Sam Trickett jest obecnie pokerzystą, który zajmuje pierwsze miejsce na angielskiej liście All Time Money. Wkrótce może się to jednak zmienić. Ściga go Stephen Chidwick, który ma zaledwie trzy miliony mniej w cashach.
W tym tygodniu Chidwick pojawił się w koreańskim Jeju na turniejach Triton Series. Anglik zagrał nawet event Short Deck, co jest może nieco zaskakujące. Kojarzymy go bowiem z No Limit Holdem. Mówi jednak, że chciał poczuć, jak gra się nową odmianę, a że wpisowe było dość przystępne (13.000$), to postanowił spróbować.

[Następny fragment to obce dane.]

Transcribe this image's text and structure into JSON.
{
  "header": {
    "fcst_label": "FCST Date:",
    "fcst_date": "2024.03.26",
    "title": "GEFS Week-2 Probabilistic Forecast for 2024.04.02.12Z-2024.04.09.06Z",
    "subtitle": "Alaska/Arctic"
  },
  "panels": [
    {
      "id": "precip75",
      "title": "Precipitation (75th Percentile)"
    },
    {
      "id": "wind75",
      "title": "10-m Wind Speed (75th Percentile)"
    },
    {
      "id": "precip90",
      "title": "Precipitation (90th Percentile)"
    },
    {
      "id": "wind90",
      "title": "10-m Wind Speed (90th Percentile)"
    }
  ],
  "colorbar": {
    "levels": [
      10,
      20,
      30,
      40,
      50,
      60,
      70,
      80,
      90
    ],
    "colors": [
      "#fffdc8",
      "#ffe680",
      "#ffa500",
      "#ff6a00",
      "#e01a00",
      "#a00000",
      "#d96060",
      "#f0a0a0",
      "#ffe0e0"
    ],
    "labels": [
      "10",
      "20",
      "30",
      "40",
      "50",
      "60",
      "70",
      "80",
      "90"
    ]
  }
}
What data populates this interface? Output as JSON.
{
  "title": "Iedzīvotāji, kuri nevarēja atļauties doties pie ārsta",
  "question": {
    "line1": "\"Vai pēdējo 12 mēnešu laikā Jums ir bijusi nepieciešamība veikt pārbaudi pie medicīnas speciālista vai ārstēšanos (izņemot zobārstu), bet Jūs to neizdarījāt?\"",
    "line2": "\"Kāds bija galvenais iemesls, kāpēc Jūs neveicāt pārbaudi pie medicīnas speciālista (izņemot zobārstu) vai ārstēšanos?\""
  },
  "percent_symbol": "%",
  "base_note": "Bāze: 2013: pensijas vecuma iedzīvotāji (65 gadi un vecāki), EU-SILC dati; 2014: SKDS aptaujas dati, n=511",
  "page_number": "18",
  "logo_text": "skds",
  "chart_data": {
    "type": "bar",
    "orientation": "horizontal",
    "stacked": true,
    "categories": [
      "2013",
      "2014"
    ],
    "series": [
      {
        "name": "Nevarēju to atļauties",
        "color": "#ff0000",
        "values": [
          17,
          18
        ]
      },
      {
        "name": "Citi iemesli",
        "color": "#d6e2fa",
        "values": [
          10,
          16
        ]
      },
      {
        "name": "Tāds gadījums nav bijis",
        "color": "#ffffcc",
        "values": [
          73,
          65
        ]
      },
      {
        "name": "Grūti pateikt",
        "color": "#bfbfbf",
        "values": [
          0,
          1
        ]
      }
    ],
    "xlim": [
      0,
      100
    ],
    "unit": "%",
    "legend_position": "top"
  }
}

Jeszcze parę lat temu Stephen nie grał aż tak wysoko, jak dzisiaj. Wtedy zresztą nikt nie grał, bo przecież w ostatnich latach pojawiła się tak duża liczba wielkich High Rollerów:
– Te wpisowe wszędzie rosną, jak szalone. Kiedy zaczynałem grać, turniej za 10.000$ był wielkim eventem. Dzisiaj moje średnie wpisowe wynosi 30.000$ i wydałem już na buy-iny 4.500.000$. To szalone, kiedy zorientujesz się, ile kasy wykładasz na poszczególnych festiwalach. Oczywiście spora część z tej kasy to zainwestowane pieniądze – nie wydaję takich kwot samemu. To jednak ciągle szaleństwo.
Stephen przyznaje, że zasiadając do One Drop spodziewał się nieco innego turnieju. Zdawał sobie sprawę, że sama gra w evencie za 1.000.000$ może przynosić inne odczucia. W momencie, gdy znalazł się przy stole, turniej ten stał się jednak takim, jak inne – chodziło już tylko o dobre decyzje.
Dla Anglika Short Deck Holdem to oczywiście dobra zabawa. Przyznaje, że w niektórych spotach ciężko było zorientować się, jakie ręce są faworytami i co mają rywale. Samej gry chętnie by się nauczył, ale zdaje sobie sprawę, że nie ma tylu narzędzi, które można w tej sytuacji zastosować. Na razie trzeba więc obserwować rywali.
Bycie numerem „1” jest niezwykle ważne
W rozmowie z Lee Davym pokerzysta mówi, że od dłuższego czasu jego celem był awans na pierwsze miejsce w klasyfikacji Global Poker Index. To wspaniałe uczucie, bo pokazuje efekt jego starań i ciężkiej pracy, którą wykonał.
– To niesamowite. To cel, który miałem od dłuższego czasu. Mam wrażenie, że grałem w High Rollerach przez dłuższy czas bez wyników, które odpowiadałyby przygotowaniu i pracy, którą na to poświęcam. W tym roku spełniły się moje sny – radzę sobie doskonale, wygrywam, a do tego moi rywale chwalą moją grę. Nie powiedziałbym, że zasłużyłem na zwycięstwo we wszystkich eventach, które wygrałem, ale jednak takie słowa od oponentów są wspaniałe.
Jak sam podkreśla, godziny nauki i gry nie oznaczają jednak, że grał perfekcyjnego pokera. Mówi nawet, że jest daleko od tego. Wspomina jednak, że dziwnie patrzyło się na rywali, którzy nie zawsze na naukę poświęcali tyle samo czasu, co on, ale wyniki mieli lepsze. Zastanawiał się wtedy czego mu brakuje.
– Wtedy wygrywasz parę turniejów. Zauważasz, że dostawałeś dobre ręce i wygrywałeś all-iny, a potem wszystkie żetony.
Czy jednak bycie numerem „1” oznacza jakąś szczególną presję? Anglik mówi, że jest zupełnie odwrotnie. Czuje sporą ulgę, bo to wielki sukces. Teraz nadchodzi czas na zajęcie się rodziną, a więc osiągnięcie szczytu GPI było ważnym celem.
– Będę próbował osiągnąć rekord długości liderowania GPI, ale nie czuję presji. Świetnie mi się gra w pokera na tym poziomie i jest to ciągle znakomita zabawa.